Ok, a few days ago I said I was going to write a post about this and here it is...
"General" philosophers of science are at risk of becoming an endangered species. In saying this, I don't mean to say that there aren't many philosophers that do a lot of very interesting work on general issues in philosophy of science (many of those who contribute to this blog do!). Rather, I mean that there are very few philosophers of science today that are primarily interested in general issues in PhiSci. It almost feels like "respectable" philosophers of science are expected to pursue general PhiSci questions in their spare time, when they are not doing serious PhiSci (which often seems to be equated with philosophy of physics, biology, economics, etc.) or at most as a by-product of their doing "serious" philosophy of science. If one really cannot help but being primarily interested in general PhiSci questions, then s/he'd be better off pursue those question within some formal framework, if s/he wants to be taken seriously (e.g. Bayesian accounts of IBE, unification, confirmation, etc.). But, if you want to work mainly in general PhiSci, do so at your own risk!
(A few more disclaimers: a) personally, I find much "serious" PhiSci very interesting. b) I have no nostalgia for the time in which philosophers of science largely ignored "real science" (I have no problems with--in fact, I like--people using "real science" to illustrate their points when doing general PhiSci for example. c) I don't have anything against "formal" PhiSci--a lot of my work on scientific representation is pretty "formal" but I didn't go down that route to look like I'm doing serious PhiSci. I did only because it seemed to be the best way to say what I wanted to say clearly).
Of course, as I stated in the opening disclaimer, the one I painted above is a grossly exaggerated picture, but it's hard to paint a much rosier picture after glancing at recent issues of the main PhiSci journals or at the programs of major recent PhiSci conferences or after looking at the results of the latest PGR survey for general philosophy of science (which seem to reward faculties for having philosophers of science independently of how much they work on general PhiSci) and its list of assessors (many of whom have made important contributions to the general PhiSci debates but can hardly be considered as working mainly in general PhiSci).

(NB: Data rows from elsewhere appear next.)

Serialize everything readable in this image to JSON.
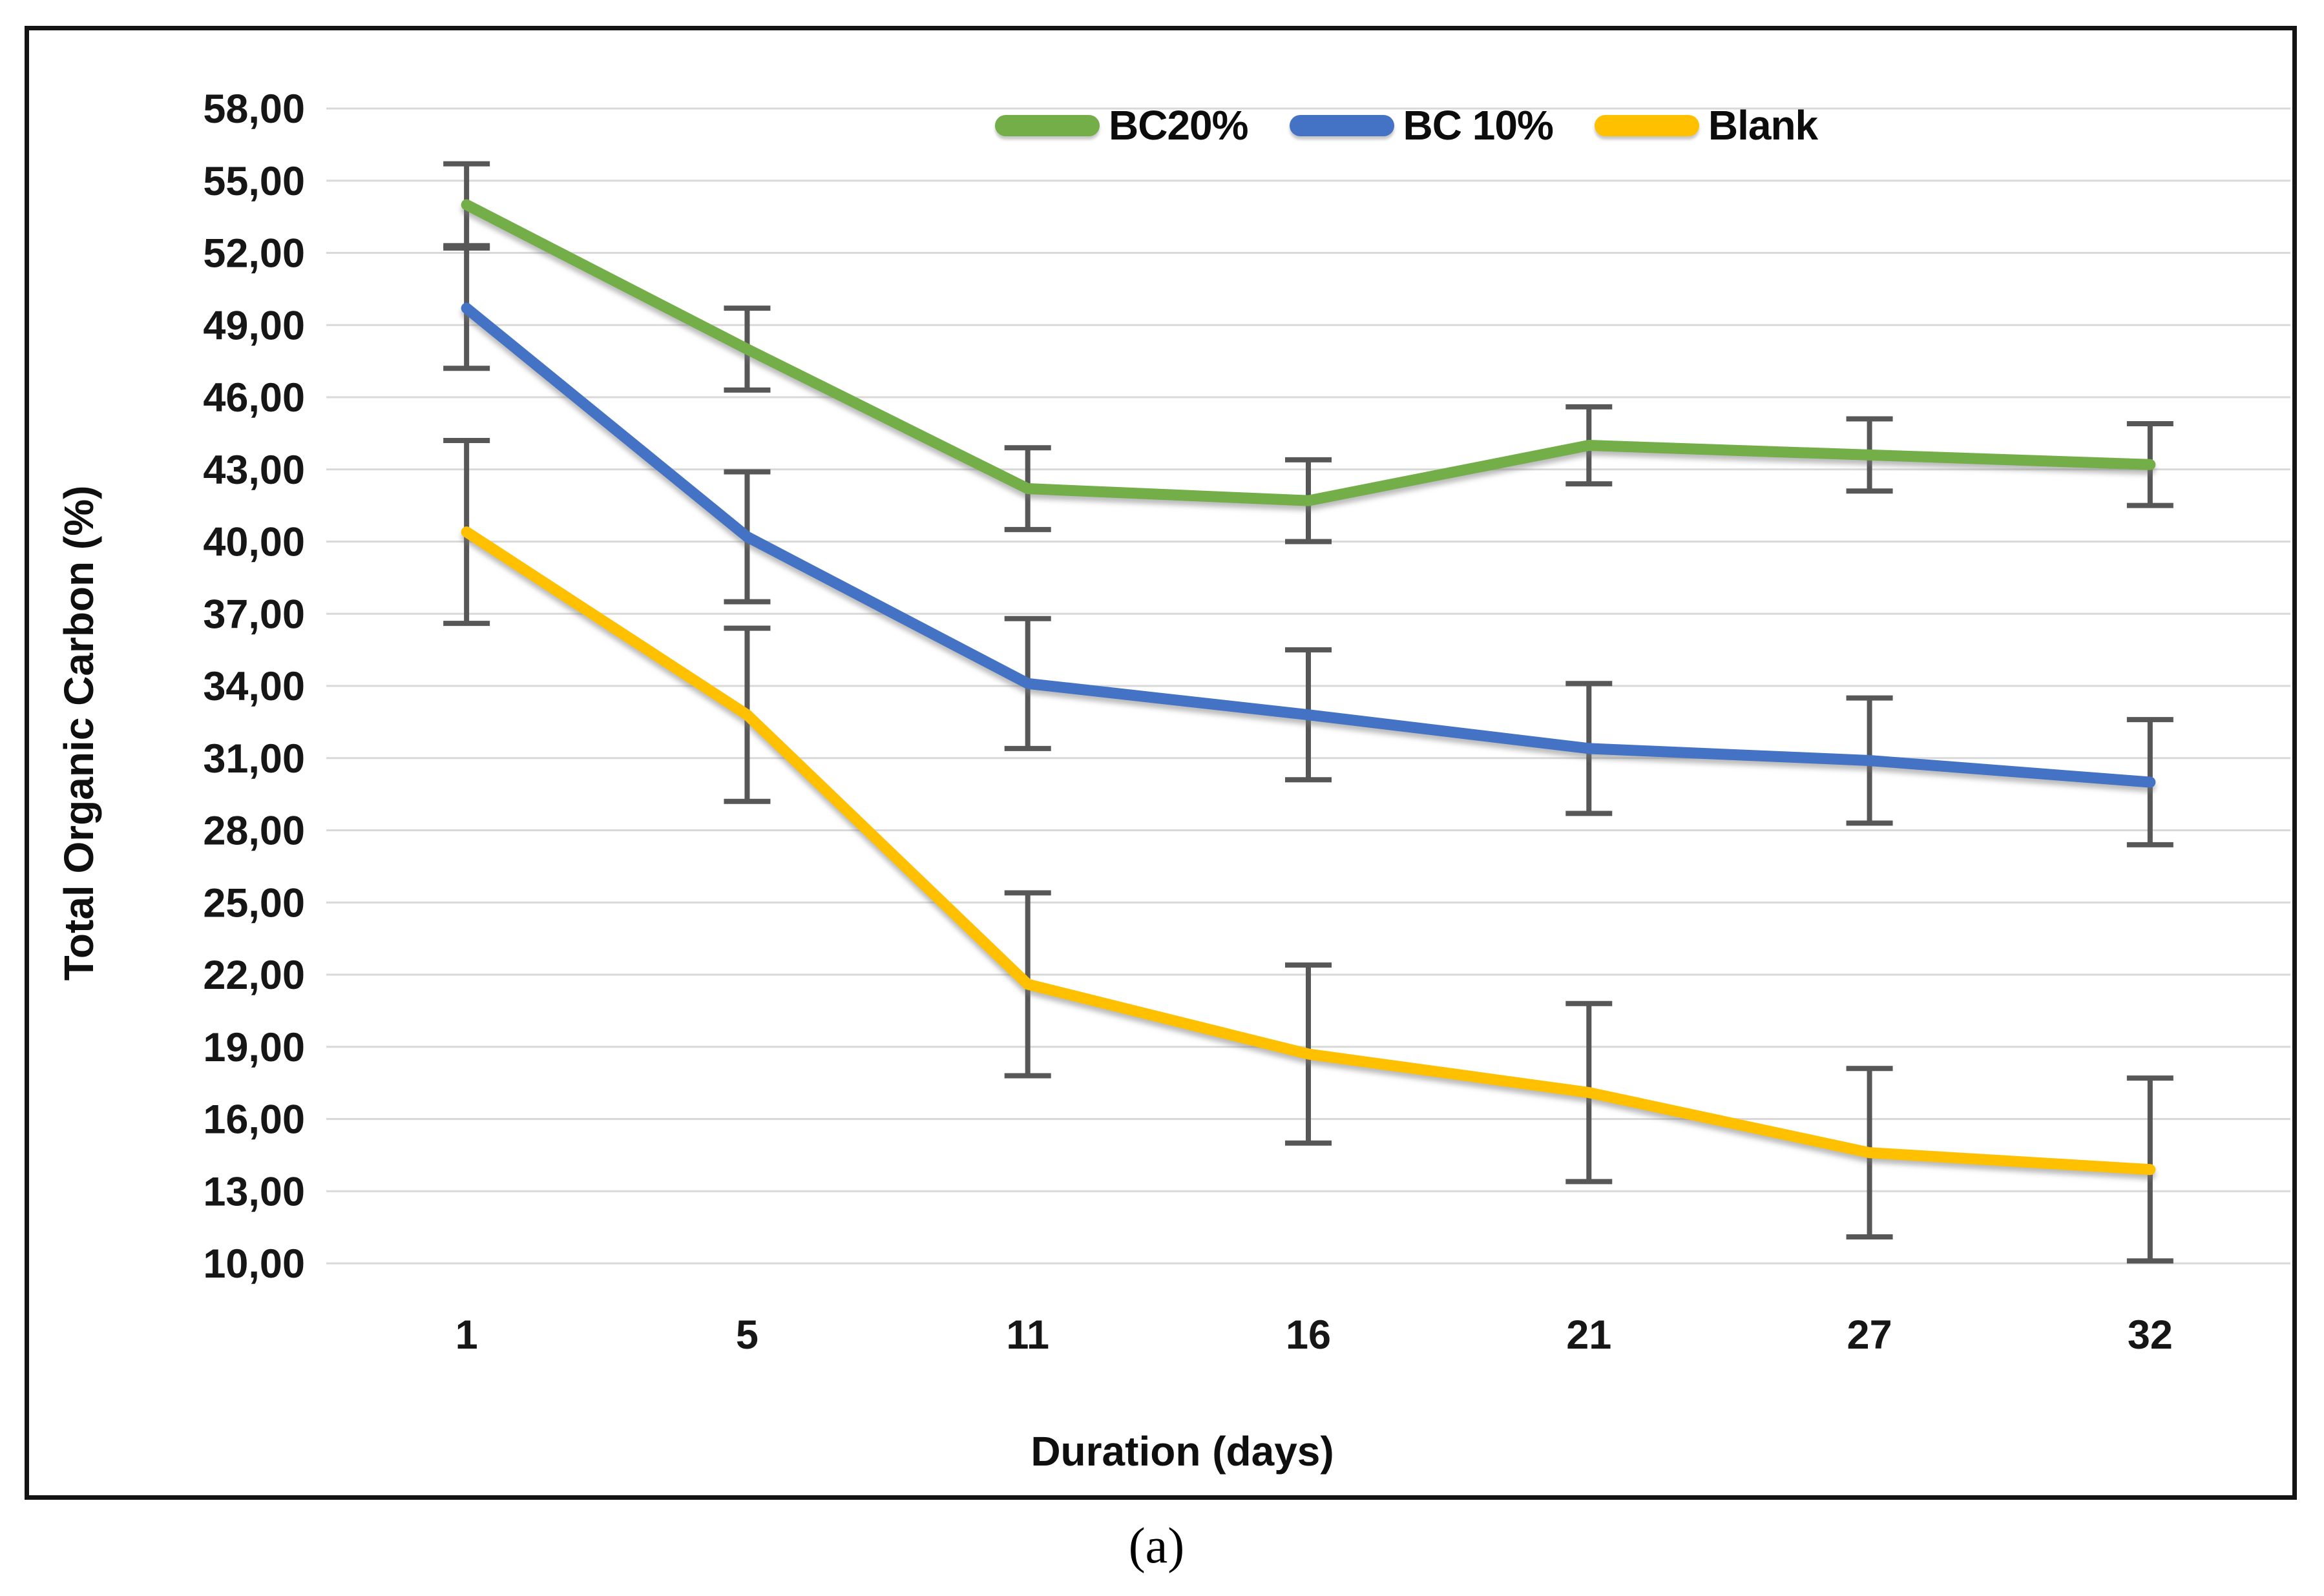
{
  "chart_data": {
    "type": "line",
    "title": "",
    "xlabel": "Duration (days)",
    "ylabel": "Total Organic Carbon (%)",
    "categories": [
      "1",
      "5",
      "11",
      "16",
      "21",
      "27",
      "32"
    ],
    "x_values_days": [
      1,
      5,
      11,
      16,
      21,
      27,
      32
    ],
    "ylim": [
      10,
      58
    ],
    "ytick_step": 3,
    "ytick_labels": [
      "58,00",
      "55,00",
      "52,00",
      "49,00",
      "46,00",
      "43,00",
      "40,00",
      "37,00",
      "34,00",
      "31,00",
      "28,00",
      "25,00",
      "22,00",
      "19,00",
      "16,00",
      "13,00",
      "10,00"
    ],
    "grid": true,
    "legend_position": "top-center",
    "series": [
      {
        "name": "BC20%",
        "color": "#73AE49",
        "values": [
          54.0,
          48.0,
          42.2,
          41.7,
          44.0,
          43.6,
          43.2
        ],
        "errors": [
          1.7,
          1.7,
          1.7,
          1.7,
          1.6,
          1.5,
          1.7
        ]
      },
      {
        "name": "BC 10%",
        "color": "#4472C4",
        "values": [
          49.7,
          40.2,
          34.1,
          32.8,
          31.4,
          30.9,
          30.0
        ],
        "errors": [
          2.5,
          2.7,
          2.7,
          2.7,
          2.7,
          2.6,
          2.6
        ]
      },
      {
        "name": "Blank",
        "color": "#FFC000",
        "values": [
          40.4,
          32.8,
          21.6,
          18.7,
          17.1,
          14.6,
          13.9
        ],
        "errors": [
          3.8,
          3.6,
          3.8,
          3.7,
          3.7,
          3.5,
          3.8
        ]
      }
    ],
    "error_bar_color": "#575757",
    "gridline_color": "#D9D9D9",
    "caption": "(a)"
  }
}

The problem appear even more serious when one considers how many senior philosophers of science work mainly on general issues without being either close to or past retirement or having earned much of their credibility by moonlighting as philosophers of physics or biology. If this climate perdures, I wouldn't be surprised if philosophers of science who work mainly on general issues were to become soon virtually extinct.
For those who, like me, see themselves as general philosophers of science and don't suffer of any inferiority complex, however, it's hard to see any good reasons for the apparent decline of the discipline (at least insofar as research output and number of senior figures) and it's tempting to attribute it to what good ol' Imre Lakatos would have called "external" reasons (I know, aint' I soooo unfashionable?)--i.e. historically and sociologically contingent causes, philosophical trends. One of the few "internal" reasons I can think of is that (for reasons that I take to be "external") general philosophers of science have too often ignored or disregarded many crucial, relevant debates in neighbouring fields such as metaphysics or epistemology. Today, the philosophical neighbours of gen PhiSci are flourishing, general philosophers of science seem to have isolated themselves from their most natural interlocutors who seem to consider them thier not-so-bright cousins (the serious philosopher of science because they do that kind of stuff on their spare time and the epistemologists and metaphysicians because general philosophers of science are so philosophically unsophisticated).
- So, how far off the mark is my grossly exaggerated picture? Am I completely wrong about general PhiSci not being considered a very respectable discipline these days? (For example, do PhD students at major PhiSci programs who are interested in general issues feel any explicit or implicit pressure to work on more respectable topics or work on general topics in a more respectable manner?)
- How wrong am I about general PhiSci isolating itself from M&E or in thinking that it's part of the problem? (For example, how many pure M&E grad courses do PhD students at major PhiSci programs take? At LSE, we were not forced to take any and many of my fellow students there had no background in philosphy)
- If I'm not wrong about there being a problem, but I'm wrong about its diagnosis? What is your diagnosis?
- If you think general PhiSci has no reason to exist today, why do you think so? (btw, if you think so why are you reading this blog?)